Court Opinion

ID: 9932483
Source: CourtListenerOpinion
Date Created: 2024-02-09 18:40:50.377004+00
Date Added: 2024-06-11T12:49:49.901254
License: Public Domain

The majority correctly states the general rule found in Annot., 2 A.L.R.4th 330, § 6(a) at 374 (1980), that evidence of a collateral sexual offense is admissible for the purpose of showing lack of consent in a rape case if the evidence also fits within one of the exceptions to the general rule of exclusion.
Citing Jones v. State, 580 So.2d 97 (Ala.Cr.App. 1991), the majority concludes that the "other exception" into which the collateral crime evidence in this case fits is the "common plan, scheme, or design" exception. I dissent because I do not believe the circumstances surrounding the collateral offense against S.H. were sufficiently similar to the circumstances surrounding the charged offense against K.P. to qualify for the "common plan, scheme, or design" exception.
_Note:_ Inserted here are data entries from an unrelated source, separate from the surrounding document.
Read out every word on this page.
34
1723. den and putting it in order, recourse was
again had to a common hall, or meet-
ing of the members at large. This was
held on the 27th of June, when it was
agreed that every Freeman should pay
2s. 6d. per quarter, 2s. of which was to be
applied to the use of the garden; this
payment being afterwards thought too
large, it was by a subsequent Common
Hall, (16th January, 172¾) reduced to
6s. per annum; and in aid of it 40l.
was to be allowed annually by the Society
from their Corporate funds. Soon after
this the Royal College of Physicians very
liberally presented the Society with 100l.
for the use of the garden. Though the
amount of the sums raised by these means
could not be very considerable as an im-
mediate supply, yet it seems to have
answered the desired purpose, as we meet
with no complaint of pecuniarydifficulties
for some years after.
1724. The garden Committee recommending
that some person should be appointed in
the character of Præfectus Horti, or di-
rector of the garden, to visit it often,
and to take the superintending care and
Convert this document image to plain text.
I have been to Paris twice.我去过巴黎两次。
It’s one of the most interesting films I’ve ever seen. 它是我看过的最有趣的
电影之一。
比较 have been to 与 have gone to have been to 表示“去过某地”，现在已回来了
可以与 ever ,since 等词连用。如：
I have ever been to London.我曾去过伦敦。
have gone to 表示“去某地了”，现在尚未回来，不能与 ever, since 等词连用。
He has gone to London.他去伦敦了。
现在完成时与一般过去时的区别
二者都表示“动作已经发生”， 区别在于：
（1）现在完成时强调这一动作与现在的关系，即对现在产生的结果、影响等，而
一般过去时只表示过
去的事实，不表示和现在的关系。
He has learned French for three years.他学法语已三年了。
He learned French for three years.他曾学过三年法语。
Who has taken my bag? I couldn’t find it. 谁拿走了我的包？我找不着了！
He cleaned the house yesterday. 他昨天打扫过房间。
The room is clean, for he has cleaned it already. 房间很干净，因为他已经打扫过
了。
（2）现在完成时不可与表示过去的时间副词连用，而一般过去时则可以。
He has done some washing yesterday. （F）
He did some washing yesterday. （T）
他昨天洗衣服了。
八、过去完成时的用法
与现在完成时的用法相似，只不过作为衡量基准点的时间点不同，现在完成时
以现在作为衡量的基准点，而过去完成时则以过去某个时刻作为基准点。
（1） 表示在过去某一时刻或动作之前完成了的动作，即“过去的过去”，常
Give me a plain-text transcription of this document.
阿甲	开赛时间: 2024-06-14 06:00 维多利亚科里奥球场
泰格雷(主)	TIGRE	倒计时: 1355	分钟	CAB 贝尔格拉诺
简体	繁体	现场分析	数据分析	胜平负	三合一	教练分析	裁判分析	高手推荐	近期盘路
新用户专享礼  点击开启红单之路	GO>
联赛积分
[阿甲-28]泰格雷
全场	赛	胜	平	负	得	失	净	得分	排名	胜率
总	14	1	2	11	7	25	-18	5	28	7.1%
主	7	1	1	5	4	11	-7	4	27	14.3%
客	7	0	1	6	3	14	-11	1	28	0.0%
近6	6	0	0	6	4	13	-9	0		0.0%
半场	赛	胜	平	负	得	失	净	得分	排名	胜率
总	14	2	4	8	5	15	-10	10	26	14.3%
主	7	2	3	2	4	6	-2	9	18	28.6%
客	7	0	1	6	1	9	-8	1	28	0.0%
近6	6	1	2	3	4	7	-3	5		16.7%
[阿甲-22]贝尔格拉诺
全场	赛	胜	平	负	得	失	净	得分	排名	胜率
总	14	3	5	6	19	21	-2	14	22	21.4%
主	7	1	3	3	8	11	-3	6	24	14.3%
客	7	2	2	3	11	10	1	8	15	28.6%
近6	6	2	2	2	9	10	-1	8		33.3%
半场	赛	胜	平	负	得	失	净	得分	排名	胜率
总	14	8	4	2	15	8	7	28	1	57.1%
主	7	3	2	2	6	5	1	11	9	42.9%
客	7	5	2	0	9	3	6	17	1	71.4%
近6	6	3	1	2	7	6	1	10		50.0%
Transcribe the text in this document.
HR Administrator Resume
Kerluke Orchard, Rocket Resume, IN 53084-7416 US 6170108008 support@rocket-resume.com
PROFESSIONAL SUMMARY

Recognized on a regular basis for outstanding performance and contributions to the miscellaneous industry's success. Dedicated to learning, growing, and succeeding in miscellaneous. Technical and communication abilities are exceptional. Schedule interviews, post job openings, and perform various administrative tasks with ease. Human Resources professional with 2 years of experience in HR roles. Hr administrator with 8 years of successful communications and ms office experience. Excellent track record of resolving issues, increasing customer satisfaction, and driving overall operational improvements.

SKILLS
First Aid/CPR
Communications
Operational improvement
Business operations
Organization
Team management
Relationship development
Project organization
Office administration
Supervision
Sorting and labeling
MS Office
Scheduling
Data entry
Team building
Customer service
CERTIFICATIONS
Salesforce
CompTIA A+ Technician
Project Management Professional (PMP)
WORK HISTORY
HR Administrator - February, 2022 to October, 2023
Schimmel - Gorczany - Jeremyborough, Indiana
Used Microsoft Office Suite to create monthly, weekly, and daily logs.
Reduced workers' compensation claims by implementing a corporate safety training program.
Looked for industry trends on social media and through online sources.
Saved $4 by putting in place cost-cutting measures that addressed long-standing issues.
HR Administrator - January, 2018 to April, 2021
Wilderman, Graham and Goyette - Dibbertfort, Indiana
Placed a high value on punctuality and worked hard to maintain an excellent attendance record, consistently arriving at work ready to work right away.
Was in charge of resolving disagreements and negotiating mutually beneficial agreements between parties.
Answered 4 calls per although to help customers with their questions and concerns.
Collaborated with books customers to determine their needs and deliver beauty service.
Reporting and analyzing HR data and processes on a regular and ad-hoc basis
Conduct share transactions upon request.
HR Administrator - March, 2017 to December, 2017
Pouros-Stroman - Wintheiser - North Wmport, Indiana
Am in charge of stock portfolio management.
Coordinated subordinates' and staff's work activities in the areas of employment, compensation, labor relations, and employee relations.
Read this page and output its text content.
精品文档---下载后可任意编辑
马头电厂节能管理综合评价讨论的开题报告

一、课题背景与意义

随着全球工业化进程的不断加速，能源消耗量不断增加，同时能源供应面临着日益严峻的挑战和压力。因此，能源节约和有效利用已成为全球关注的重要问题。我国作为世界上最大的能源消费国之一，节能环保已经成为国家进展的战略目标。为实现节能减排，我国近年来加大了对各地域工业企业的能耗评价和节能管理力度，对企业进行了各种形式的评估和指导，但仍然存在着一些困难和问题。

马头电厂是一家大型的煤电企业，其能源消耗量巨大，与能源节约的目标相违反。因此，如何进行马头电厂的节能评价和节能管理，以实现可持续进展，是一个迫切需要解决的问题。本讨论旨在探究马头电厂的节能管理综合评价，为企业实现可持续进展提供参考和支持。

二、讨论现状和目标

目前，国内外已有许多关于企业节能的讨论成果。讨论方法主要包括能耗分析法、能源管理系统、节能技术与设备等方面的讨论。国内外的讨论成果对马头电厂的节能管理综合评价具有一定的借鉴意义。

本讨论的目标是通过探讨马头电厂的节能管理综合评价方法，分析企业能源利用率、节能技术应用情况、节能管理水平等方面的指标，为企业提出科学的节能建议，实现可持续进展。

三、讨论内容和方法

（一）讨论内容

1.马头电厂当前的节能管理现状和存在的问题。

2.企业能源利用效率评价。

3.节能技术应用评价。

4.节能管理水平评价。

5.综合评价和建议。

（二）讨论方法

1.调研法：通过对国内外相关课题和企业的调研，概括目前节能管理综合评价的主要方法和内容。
The "common plan, scheme, or design" exception requires that the charged and uncharged crimes have "such a concurrence of common features that the various acts are naturally to be explained as caused by a general plan of which they are the individual manifestations." Mayberry v. State, 419 So.2d 262,268 (Ala.Cr.App. 1982). The circumstances of the charged and uncharged crimes must "exhibit such a great degree of similarity that anyone viewing the two offenses would naturally assume them to have been committed by the same person." Brewerv. State, 440 So.2d 1155, 1161 (Ala.Cr.App. 1983). A strict test of similarity is applied. "Much more is demanded than the mere repeated commission of crimes of the same class, such as repeated . . . rapes. The pattern and characteristics of the crimes must be so unusual and distinctive as to be like a signature." 1 McCormick on Evidence, § 190 at 801-03 (J. Strong 4th ed. 1992) (footnotes omitted). "[T]he mere prior occurrence of an act similar in its gross features — i.e., the same doer, and the same sort of act, but not necessarily the same mode of acting nor the same sufferer" is insufficient. 2 J. Wigmore,Evidence, § 304 at 251 (Chadbourn rev. 1979).
In Jones v. State, the defendant used the "guise of going to his sister's home in order to lure [three different victims] to an isolated and wooded area of the county." 580 So.2d at 103. Notwithstanding some distinctions between the charged and uncharged crimes in Jones, anyone viewing the three offenses would "naturally [have] assume[d] them to have been committed by the same person." Brewer v. State, 440 So.2d at 1161.
The same cannot be said of the charged and uncharged offenses in this case. They are similar only in their gross features: both women were raped. The fact that the appellant allegedly remarked to both women, after the attacks, that he knew they "wanted" to have sex with him is the only common feature of the two offenses. These remarks, standing alone, do not constitute the distinctive "signature" of a particular sex offender. "[U]nless there is some logical and reasonable connection or relation between the forcible rape of two different women, 'the fact that one woman was [forcibly] raped has no tendency to prove that another woman did not consent to intercourse.' 2 A.L.R.4th § 6(b) at 378." Jones v. State, 580 So.2d at 101.